В ту же минуту в двери партера, лож, галерей вошли самые известные, самые молодые, самые шикарные, самые красивые парижские артистки с пачками билетов лотереи в пользу:
– Убежища.
Зал разразился громом аплодисментов.
Артистки улыбались, их улыбки превращались в золотые.
Через несколько минут их ридикюли были набиты хорошими голубыми банковскими билетами.
У младшего Коклэна на глазах были слезы. Он улыбался.
У нас всех на глазах были слезы. Мы все улыбались.
Так весело создан был фонд для «убежища».
Его устроил Коклэн-старший и вложил в его устройство всю свою душу.
Это настоящая республика «старых стрекоз».
Без этого фарисейского деления на искусство серьезное, несерьезное.
Нет искусства такого, другого.
Есть одно: искусство.
Брильянт, который сверкает и должен сверкать всеми гранями.
И пусть только каждая грань блещет как можно ярче.
«Старые стрекозы» очень рады ему, как гостю.
Но в книге их посетителей есть имена!
Президент республики, – обязательно!
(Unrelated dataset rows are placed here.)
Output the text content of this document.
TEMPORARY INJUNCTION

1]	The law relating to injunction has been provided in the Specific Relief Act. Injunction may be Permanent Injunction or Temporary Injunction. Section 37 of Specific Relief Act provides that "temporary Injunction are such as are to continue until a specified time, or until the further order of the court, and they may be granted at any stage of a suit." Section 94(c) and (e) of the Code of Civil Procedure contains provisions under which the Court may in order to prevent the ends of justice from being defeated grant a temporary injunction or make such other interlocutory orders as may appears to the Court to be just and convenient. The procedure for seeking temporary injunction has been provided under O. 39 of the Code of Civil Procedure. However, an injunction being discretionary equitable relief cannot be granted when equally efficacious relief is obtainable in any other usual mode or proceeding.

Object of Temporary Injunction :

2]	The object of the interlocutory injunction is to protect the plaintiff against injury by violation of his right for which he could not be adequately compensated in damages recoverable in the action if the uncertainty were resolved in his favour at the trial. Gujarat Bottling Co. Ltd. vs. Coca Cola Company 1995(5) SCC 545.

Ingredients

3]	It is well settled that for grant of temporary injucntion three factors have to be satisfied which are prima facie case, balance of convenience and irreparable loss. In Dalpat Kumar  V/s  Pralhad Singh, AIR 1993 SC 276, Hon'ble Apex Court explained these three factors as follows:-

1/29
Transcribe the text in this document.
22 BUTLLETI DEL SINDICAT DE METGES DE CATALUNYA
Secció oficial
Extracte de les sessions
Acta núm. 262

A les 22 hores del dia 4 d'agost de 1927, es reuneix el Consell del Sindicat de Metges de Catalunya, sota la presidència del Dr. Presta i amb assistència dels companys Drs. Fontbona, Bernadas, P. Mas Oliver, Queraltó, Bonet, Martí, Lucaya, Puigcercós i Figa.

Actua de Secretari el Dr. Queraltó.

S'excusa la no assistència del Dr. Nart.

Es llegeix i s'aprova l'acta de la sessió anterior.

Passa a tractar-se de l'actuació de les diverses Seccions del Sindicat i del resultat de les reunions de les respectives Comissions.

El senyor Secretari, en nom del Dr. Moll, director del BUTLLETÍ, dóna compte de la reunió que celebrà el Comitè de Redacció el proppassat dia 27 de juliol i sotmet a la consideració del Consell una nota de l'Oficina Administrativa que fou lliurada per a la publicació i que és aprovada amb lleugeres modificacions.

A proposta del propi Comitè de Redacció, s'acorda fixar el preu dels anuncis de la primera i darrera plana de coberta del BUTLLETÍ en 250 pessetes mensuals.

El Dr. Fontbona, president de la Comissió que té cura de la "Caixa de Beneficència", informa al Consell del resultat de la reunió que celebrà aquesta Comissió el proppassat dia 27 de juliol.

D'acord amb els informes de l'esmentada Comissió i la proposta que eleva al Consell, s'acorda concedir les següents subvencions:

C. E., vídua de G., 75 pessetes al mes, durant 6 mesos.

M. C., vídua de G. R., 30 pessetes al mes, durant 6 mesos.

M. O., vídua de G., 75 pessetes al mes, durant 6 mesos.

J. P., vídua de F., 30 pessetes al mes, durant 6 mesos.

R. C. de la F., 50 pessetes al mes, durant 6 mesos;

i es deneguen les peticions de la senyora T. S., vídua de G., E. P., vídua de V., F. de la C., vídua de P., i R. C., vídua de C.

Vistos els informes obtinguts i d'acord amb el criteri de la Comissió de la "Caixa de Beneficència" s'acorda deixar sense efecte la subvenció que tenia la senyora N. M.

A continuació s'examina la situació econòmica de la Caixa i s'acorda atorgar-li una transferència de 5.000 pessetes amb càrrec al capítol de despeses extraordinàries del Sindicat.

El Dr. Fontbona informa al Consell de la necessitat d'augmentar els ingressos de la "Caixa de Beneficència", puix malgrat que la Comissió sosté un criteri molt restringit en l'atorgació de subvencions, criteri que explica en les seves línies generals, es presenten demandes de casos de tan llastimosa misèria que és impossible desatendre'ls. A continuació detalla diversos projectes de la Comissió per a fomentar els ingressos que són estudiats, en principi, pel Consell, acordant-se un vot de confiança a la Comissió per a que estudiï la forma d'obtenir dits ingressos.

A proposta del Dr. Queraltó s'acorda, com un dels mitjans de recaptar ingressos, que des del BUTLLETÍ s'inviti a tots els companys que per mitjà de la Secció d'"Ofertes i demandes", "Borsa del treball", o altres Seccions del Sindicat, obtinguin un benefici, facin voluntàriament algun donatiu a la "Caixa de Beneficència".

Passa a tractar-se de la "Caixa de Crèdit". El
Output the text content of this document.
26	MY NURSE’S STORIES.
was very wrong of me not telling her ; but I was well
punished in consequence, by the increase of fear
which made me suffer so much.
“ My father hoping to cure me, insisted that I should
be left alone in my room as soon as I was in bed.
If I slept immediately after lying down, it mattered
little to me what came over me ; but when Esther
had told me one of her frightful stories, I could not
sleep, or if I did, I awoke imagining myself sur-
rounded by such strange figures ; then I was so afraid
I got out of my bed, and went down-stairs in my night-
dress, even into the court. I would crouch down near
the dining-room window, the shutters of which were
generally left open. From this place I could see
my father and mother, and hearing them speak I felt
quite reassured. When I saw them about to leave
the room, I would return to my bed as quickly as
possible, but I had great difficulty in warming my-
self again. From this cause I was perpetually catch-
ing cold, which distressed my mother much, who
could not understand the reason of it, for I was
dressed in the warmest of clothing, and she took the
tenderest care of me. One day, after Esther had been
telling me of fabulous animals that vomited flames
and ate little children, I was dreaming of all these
Президент сената, президент палаты, все министры, – непременно.
«Старые стрекозы» проводят свою старость в почете за то, что:
«Все пели!»
На своих спектаклях они смотрят только Мунэ-Сюлли, Сару Бернар, Режан.
Для новичка – большая честь выступать перед «старыми стрекозами».
И заслужить «их» аплодисменты!
Стрекозы строги.
Их забавлял каждую неделю своими монологами старший Коклэн.
И в первый раз в жизни, третьего дня, он заставил плакать своих старых товарищей-актеров.
Да будет ему земля легче всякого пуха!